Early minimum wage laws, first legislated in New Zealand, were designed to provide the industrial workforce with a degree of economic protection. The law was well received and, by the end of the twentieth century, a majority of countries had some form of legally mandated base wage. One hundred and twenty-three years later though, minimum wage laws continue to ignite heated debate among economists and the general public.
Consensus is hard to find on the question of how high the minimum wage should be, or whether it should even exist in the first place. Economists – and there are many who do care about workers, I assure you – tend to lean against the idea.
Those who support a higher minimum wage argue it is an effective measure with which to improve the plight of the growing ranks of the working poor. Many demand that a “living wage” – a wage high enough to maintain a normal standard of living – be instituted. They claim a living wage is the only way to ensure well-being for workers in a labour market where many struggle to find higher paying jobs.
Opposed are those who assert that lifting the minimum wage would have calamitous consequences for the economy. They are concerned that such a measure would squeeze small businesses and put large numbers of people out of work. Such fears may be somewhat exaggerated. In the US, the minimum wage is set at US$7.25, or 37 per cent of the median wage. There is some empirical evidence to suggest that beneath a certain threshold, often suggested to be 50 per cent of the median wage, increasing the minimum wage does not significantly impact employment rates.
However, the living wage often cited by activists is US$15 an hour, 77 per cent of the median wage in America. Supporters claim that the impact upon businesses’ costs will be offset by higher employee productivity and reduced turnover. To a certain extent, these are logical arguments. Yet, it is unlikely that the effect of such a high minimum wage will be counteracted by productivity gains.
Those who champion such a high minimum wage undoubtedly have the best interests of workers in mind, but their reasoning runs counter to fundamental economic concepts. A minimum wage essentially acts as a “price floor”, the lowest price a producer – in this case a worker – can receive for supplying a particular good or service. When a minimum wage is set in the labour market, there is a greater supply of workers than there is demand. Thus, unemployment occurs.
This argument maintains that although a higher hourly rate may improve the welfare of some workers, many others will find themselves out of a job. In Milton Friedman’s words, the minimum wage is a requirement that “employers must discriminate against people who have low skills”, because the least able workers – often ones that need the job most – will be the first to go. These workers may become stuck in the rut of long-term unemployment, unable to find a foothold in the job market.
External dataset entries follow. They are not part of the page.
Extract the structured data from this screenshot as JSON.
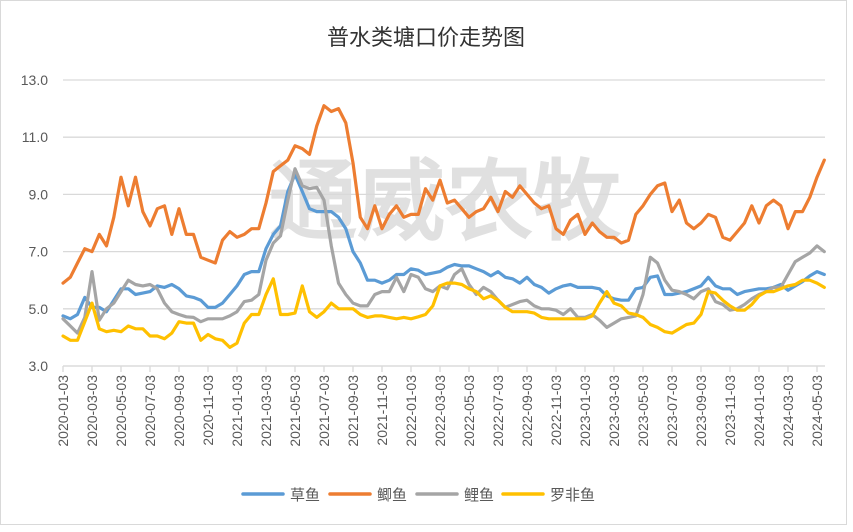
{
  "chart_data": {
    "type": "line",
    "title": "普水类塘口价走势图",
    "xlabel": "",
    "ylabel": "",
    "ylim": [
      3.0,
      13.0
    ],
    "yticks": [
      "3.0",
      "5.0",
      "7.0",
      "9.0",
      "11.0",
      "13.0"
    ],
    "xtick_labels": [
      "2020-01-03",
      "2020-03-03",
      "2020-05-03",
      "2020-07-03",
      "2020-09-03",
      "2020-11-03",
      "2021-01-03",
      "2021-03-03",
      "2021-05-03",
      "2021-07-03",
      "2021-09-03",
      "2021-11-03",
      "2022-01-03",
      "2022-03-03",
      "2022-05-03",
      "2022-07-03",
      "2022-09-03",
      "2022-11-03",
      "2023-01-03",
      "2023-03-03",
      "2023-05-03",
      "2023-07-03",
      "2023-09-03",
      "2023-11-03",
      "2024-01-03",
      "2024-03-03",
      "2024-05-03"
    ],
    "grid": "horizontal",
    "legend_position": "bottom",
    "watermark": "通威农牧",
    "x": [
      "2020-01-03",
      "2020-01-18",
      "2020-02-03",
      "2020-02-18",
      "2020-03-03",
      "2020-03-18",
      "2020-04-03",
      "2020-04-18",
      "2020-05-03",
      "2020-05-18",
      "2020-06-03",
      "2020-06-18",
      "2020-07-03",
      "2020-07-18",
      "2020-08-03",
      "2020-08-18",
      "2020-09-03",
      "2020-09-18",
      "2020-10-03",
      "2020-10-18",
      "2020-11-03",
      "2020-11-18",
      "2020-12-03",
      "2020-12-18",
      "2021-01-03",
      "2021-01-18",
      "2021-02-03",
      "2021-02-18",
      "2021-03-03",
      "2021-03-18",
      "2021-04-03",
      "2021-04-18",
      "2021-05-03",
      "2021-05-18",
      "2021-06-03",
      "2021-06-18",
      "2021-07-03",
      "2021-07-18",
      "2021-08-03",
      "2021-08-18",
      "2021-09-03",
      "2021-09-18",
      "2021-10-03",
      "2021-10-18",
      "2021-11-03",
      "2021-11-18",
      "2021-12-03",
      "2021-12-18",
      "2022-01-03",
      "2022-01-18",
      "2022-02-03",
      "2022-02-18",
      "2022-03-03",
      "2022-03-18",
      "2022-04-03",
      "2022-04-18",
      "2022-05-03",
      "2022-05-18",
      "2022-06-03",
      "2022-06-18",
      "2022-07-03",
      "2022-07-18",
      "2022-08-03",
      "2022-08-18",
      "2022-09-03",
      "2022-09-18",
      "2022-10-03",
      "2022-10-18",
      "2022-11-03",
      "2022-11-18",
      "2022-12-03",
      "2022-12-18",
      "2023-01-03",
      "2023-01-18",
      "2023-02-03",
      "2023-02-18",
      "2023-03-03",
      "2023-03-18",
      "2023-04-03",
      "2023-04-18",
      "2023-05-03",
      "2023-05-18",
      "2023-06-03",
      "2023-06-18",
      "2023-07-03",
      "2023-07-18",
      "2023-08-03",
      "2023-08-18",
      "2023-09-03",
      "2023-09-18",
      "2023-10-03",
      "2023-10-18",
      "2023-11-03",
      "2023-11-18",
      "2023-12-03",
      "2023-12-18",
      "2024-01-03",
      "2024-01-18",
      "2024-02-03",
      "2024-02-18",
      "2024-03-03",
      "2024-03-18",
      "2024-04-03",
      "2024-04-18",
      "2024-05-03",
      "2024-05-18"
    ],
    "series": [
      {
        "name": "草鱼",
        "color": "#5B9BD5",
        "values": [
          4.75,
          4.65,
          4.8,
          5.4,
          5.05,
          5.05,
          4.9,
          5.3,
          5.7,
          5.7,
          5.5,
          5.55,
          5.6,
          5.8,
          5.75,
          5.85,
          5.7,
          5.45,
          5.4,
          5.3,
          5.05,
          5.05,
          5.2,
          5.5,
          5.8,
          6.2,
          6.3,
          6.3,
          7.1,
          7.6,
          7.9,
          9.1,
          9.7,
          9.1,
          8.5,
          8.4,
          8.4,
          8.4,
          8.2,
          7.8,
          7.0,
          6.6,
          6.0,
          6.0,
          5.9,
          6.0,
          6.2,
          6.2,
          6.4,
          6.35,
          6.2,
          6.25,
          6.3,
          6.45,
          6.55,
          6.5,
          6.5,
          6.4,
          6.3,
          6.15,
          6.3,
          6.1,
          6.05,
          5.9,
          6.1,
          5.85,
          5.75,
          5.55,
          5.7,
          5.8,
          5.85,
          5.75,
          5.75,
          5.75,
          5.7,
          5.45,
          5.35,
          5.3,
          5.3,
          5.7,
          5.75,
          6.1,
          6.15,
          5.5,
          5.5,
          5.55,
          5.6,
          5.7,
          5.8,
          6.1,
          5.8,
          5.7,
          5.7,
          5.5,
          5.6,
          5.65,
          5.7,
          5.7,
          5.75,
          5.85,
          5.65,
          5.8,
          5.95,
          6.15,
          6.3,
          6.2
        ]
      },
      {
        "name": "鲫鱼",
        "color": "#ED7D31",
        "values": [
          5.9,
          6.1,
          6.6,
          7.1,
          7.0,
          7.6,
          7.2,
          8.2,
          9.6,
          8.6,
          9.6,
          8.4,
          7.9,
          8.5,
          8.6,
          7.6,
          8.5,
          7.6,
          7.6,
          6.8,
          6.7,
          6.6,
          7.4,
          7.7,
          7.5,
          7.6,
          7.8,
          7.8,
          8.7,
          9.8,
          10.0,
          10.2,
          10.7,
          10.6,
          10.4,
          11.4,
          12.1,
          11.9,
          12.0,
          11.5,
          10.1,
          8.2,
          7.8,
          8.6,
          7.8,
          8.3,
          8.6,
          8.2,
          8.3,
          8.3,
          9.2,
          8.8,
          9.5,
          8.7,
          8.8,
          8.5,
          8.2,
          8.4,
          8.5,
          8.9,
          8.4,
          9.1,
          8.9,
          9.3,
          9.0,
          8.7,
          8.5,
          8.6,
          7.8,
          7.6,
          8.1,
          8.3,
          7.6,
          8.0,
          7.7,
          7.5,
          7.5,
          7.3,
          7.4,
          8.3,
          8.6,
          9.0,
          9.3,
          9.4,
          8.4,
          8.8,
          8.0,
          7.8,
          8.0,
          8.3,
          8.2,
          7.5,
          7.4,
          7.7,
          8.0,
          8.6,
          8.0,
          8.6,
          8.8,
          8.6,
          7.8,
          8.4,
          8.4,
          8.9,
          9.6,
          10.2
        ]
      },
      {
        "name": "鲤鱼",
        "color": "#A5A5A5",
        "values": [
          4.65,
          4.4,
          4.15,
          4.7,
          6.3,
          4.6,
          5.0,
          5.2,
          5.6,
          6.0,
          5.85,
          5.8,
          5.85,
          5.7,
          5.2,
          4.9,
          4.8,
          4.72,
          4.7,
          4.55,
          4.65,
          4.65,
          4.65,
          4.75,
          4.9,
          5.25,
          5.3,
          5.5,
          6.7,
          7.3,
          7.55,
          8.8,
          9.9,
          9.3,
          9.2,
          9.25,
          8.8,
          7.2,
          5.9,
          5.5,
          5.2,
          5.1,
          5.1,
          5.5,
          5.6,
          5.6,
          6.1,
          5.6,
          6.2,
          6.1,
          5.7,
          5.6,
          5.8,
          5.7,
          6.2,
          6.4,
          5.85,
          5.5,
          5.75,
          5.6,
          5.3,
          5.05,
          5.15,
          5.25,
          5.3,
          5.1,
          5.0,
          5.0,
          4.95,
          4.8,
          5.0,
          4.7,
          4.7,
          4.8,
          4.6,
          4.35,
          4.5,
          4.65,
          4.7,
          4.75,
          5.5,
          6.8,
          6.6,
          6.0,
          5.65,
          5.6,
          5.5,
          5.35,
          5.6,
          5.7,
          5.25,
          5.15,
          4.95,
          5.0,
          5.15,
          5.35,
          5.5,
          5.6,
          5.75,
          5.75,
          6.2,
          6.65,
          6.8,
          6.95,
          7.2,
          7.0
        ]
      },
      {
        "name": "罗非鱼",
        "color": "#FFC000",
        "values": [
          4.05,
          3.9,
          3.9,
          4.55,
          5.2,
          4.3,
          4.2,
          4.25,
          4.2,
          4.4,
          4.3,
          4.3,
          4.05,
          4.05,
          3.95,
          4.15,
          4.55,
          4.5,
          4.5,
          3.9,
          4.1,
          3.95,
          3.9,
          3.65,
          3.8,
          4.5,
          4.8,
          4.8,
          5.5,
          6.05,
          4.8,
          4.8,
          4.85,
          5.8,
          4.9,
          4.7,
          4.9,
          5.2,
          5.0,
          5.0,
          5.0,
          4.8,
          4.7,
          4.75,
          4.75,
          4.7,
          4.65,
          4.7,
          4.65,
          4.72,
          4.8,
          5.1,
          5.8,
          5.9,
          5.9,
          5.85,
          5.7,
          5.6,
          5.35,
          5.45,
          5.3,
          5.05,
          4.9,
          4.9,
          4.9,
          4.85,
          4.7,
          4.65,
          4.65,
          4.65,
          4.65,
          4.65,
          4.65,
          4.75,
          5.2,
          5.6,
          5.2,
          5.1,
          4.85,
          4.8,
          4.7,
          4.45,
          4.35,
          4.2,
          4.15,
          4.3,
          4.45,
          4.5,
          4.8,
          5.6,
          5.55,
          5.3,
          5.1,
          4.95,
          4.95,
          5.15,
          5.45,
          5.6,
          5.6,
          5.7,
          5.8,
          5.85,
          6.0,
          6.0,
          5.9,
          5.75
        ]
      }
    ]
  }
}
Additionally, there are very real concerns that a higher minimum wage could accelerate the shift toward automation, particularly in the fast food industry. This would eventually put far more people out of work and, although some workers may be able to find other industries to work in, it is highly likely that some jobs will be lost permanently.
In the heated debate between those who clamour for a “living wage” and those who warn of mass unemployment, the underlying issue is sometimes lost. There is as yet no definitive conclusion regarding the effect of a higher minimum wage; however, proponents of a higher minimum wage ultimately strive to relieve workers from the burden of poverty. Therefore, the question that should be is asked is not whether a raise in the minimum wage is in itself “good”, but rather if it is the most efficient way to improve worker welfare. The answer to that question is perhaps no.
At some point, someone must pay for the minimum wage. If companies don’t absorb the costs and become less profitable, they will pass those costs onto their consumers. Naturally, these higher prices will disproportionately fall on those in the lower and middle classes, for whom the price increases will constitute a relatively larger share of income. The non-partisan Congressional Budget Office estimates that only one-fifth of the monetary benefit of a higher minimum wage goes to those beneath the poverty line. Other, more direct government subsidies to workers could be more effective.
It is a fact that income inequality and poverty are among today’s most pressing problems. It is also true that a greater minimum wage would, in some countries, do more good than harm. But it would be unwise to proceed with great fervour toward higher rates without considering valid alternatives and potential economic ramifications. Ultimately, the welfare of millions is at stake.